Двери открылись. Я вошла, не ответив. Он был прав, и мне не понравилось, как точно он прав.
В кабине я наконец осталась одна и посмотрела на своё отражение в тёмной зеркальной стене.
Спокойное лицо. Две косы. Очки. Та же тихая Климова, которая утром кивала Косте.
Я приехала к человеку, который убил моего отца. Просидела с ним сорок минут в полуметре.
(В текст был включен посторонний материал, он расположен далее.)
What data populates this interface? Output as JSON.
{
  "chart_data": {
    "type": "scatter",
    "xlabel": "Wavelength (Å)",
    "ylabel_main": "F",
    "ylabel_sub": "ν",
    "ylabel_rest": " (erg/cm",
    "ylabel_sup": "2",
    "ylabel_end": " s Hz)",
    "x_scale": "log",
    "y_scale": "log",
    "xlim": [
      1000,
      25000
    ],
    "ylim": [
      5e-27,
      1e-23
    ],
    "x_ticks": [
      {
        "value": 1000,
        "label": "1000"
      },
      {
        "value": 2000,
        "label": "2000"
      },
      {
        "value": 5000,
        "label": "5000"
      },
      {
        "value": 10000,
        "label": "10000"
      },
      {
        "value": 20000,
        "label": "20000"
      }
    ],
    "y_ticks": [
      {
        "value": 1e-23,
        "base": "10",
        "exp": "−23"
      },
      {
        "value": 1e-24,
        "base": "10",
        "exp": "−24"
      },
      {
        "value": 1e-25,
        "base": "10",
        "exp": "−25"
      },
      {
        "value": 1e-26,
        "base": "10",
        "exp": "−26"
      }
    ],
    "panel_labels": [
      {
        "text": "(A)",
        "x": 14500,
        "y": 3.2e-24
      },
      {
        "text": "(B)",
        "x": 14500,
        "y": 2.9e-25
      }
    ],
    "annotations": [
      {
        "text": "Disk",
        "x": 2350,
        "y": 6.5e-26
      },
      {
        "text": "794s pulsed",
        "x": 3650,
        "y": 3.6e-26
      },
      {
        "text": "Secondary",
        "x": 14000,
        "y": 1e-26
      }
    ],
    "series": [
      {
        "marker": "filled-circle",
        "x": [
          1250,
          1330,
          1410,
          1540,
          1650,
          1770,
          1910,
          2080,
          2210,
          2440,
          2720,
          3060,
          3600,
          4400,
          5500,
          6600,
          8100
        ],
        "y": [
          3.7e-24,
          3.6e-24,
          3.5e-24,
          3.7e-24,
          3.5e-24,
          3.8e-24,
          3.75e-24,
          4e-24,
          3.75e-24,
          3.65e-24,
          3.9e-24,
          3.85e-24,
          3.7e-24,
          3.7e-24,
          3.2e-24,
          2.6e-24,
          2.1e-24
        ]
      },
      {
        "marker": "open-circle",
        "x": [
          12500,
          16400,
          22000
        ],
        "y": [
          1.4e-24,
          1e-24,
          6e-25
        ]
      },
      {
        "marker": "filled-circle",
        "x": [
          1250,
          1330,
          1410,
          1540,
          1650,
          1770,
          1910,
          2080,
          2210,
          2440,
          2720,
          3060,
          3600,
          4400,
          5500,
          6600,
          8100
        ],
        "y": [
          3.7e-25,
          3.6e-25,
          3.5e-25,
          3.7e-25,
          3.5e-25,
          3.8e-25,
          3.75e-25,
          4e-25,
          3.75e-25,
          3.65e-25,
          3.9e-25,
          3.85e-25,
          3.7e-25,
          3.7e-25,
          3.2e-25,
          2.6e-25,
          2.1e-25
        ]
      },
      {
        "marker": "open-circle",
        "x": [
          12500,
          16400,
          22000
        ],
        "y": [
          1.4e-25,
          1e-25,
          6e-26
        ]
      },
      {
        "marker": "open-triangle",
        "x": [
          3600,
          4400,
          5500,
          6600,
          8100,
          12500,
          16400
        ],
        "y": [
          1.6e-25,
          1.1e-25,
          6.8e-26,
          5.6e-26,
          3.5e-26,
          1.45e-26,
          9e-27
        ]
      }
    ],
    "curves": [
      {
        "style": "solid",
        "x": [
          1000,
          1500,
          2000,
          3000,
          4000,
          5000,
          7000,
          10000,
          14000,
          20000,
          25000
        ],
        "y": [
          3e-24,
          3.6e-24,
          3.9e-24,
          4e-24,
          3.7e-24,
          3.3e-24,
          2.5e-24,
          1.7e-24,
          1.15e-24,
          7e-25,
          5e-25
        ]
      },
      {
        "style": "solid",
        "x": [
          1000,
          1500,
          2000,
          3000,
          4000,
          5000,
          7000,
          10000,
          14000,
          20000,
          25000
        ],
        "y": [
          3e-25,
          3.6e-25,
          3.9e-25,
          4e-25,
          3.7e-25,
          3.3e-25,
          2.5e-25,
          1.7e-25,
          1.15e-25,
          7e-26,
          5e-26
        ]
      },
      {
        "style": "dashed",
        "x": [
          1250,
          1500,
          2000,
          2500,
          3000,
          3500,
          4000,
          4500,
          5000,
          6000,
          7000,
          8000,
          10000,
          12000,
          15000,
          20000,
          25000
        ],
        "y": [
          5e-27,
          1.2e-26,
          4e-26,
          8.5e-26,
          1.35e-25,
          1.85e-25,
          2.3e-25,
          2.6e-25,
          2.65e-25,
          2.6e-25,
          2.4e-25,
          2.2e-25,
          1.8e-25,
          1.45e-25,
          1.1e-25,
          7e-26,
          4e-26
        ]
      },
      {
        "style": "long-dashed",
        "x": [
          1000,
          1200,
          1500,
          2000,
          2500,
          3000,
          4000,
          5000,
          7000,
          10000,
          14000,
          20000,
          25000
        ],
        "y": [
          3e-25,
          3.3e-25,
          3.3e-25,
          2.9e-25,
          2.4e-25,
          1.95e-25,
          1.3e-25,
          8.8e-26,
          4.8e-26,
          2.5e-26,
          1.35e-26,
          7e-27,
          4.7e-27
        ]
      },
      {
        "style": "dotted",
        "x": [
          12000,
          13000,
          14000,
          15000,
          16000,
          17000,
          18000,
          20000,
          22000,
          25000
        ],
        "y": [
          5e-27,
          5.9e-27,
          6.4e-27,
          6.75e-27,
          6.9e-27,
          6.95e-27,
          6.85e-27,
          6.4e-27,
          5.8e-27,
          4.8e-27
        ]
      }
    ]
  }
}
Слышала его голос, видела его руки, смотрела, как он говорит о красивом, — и не нашла в себе того, что искала десять лет.
Я искала ненависть.
Ненависть не пришла.
Пришло другое — тихое, неудобное, не предусмотренное ни одной строчкой плана: я узнала в нём себя. Пустую квартиру. Точность вместо жизни. Человека, который тоже когда-то что-то потерял и с тех пор только считает.
Лифт шёл вниз долго. Этажей много. За зеркальной стеной угадывался ночной город, к которому я спускалась обратно — на свою сторону.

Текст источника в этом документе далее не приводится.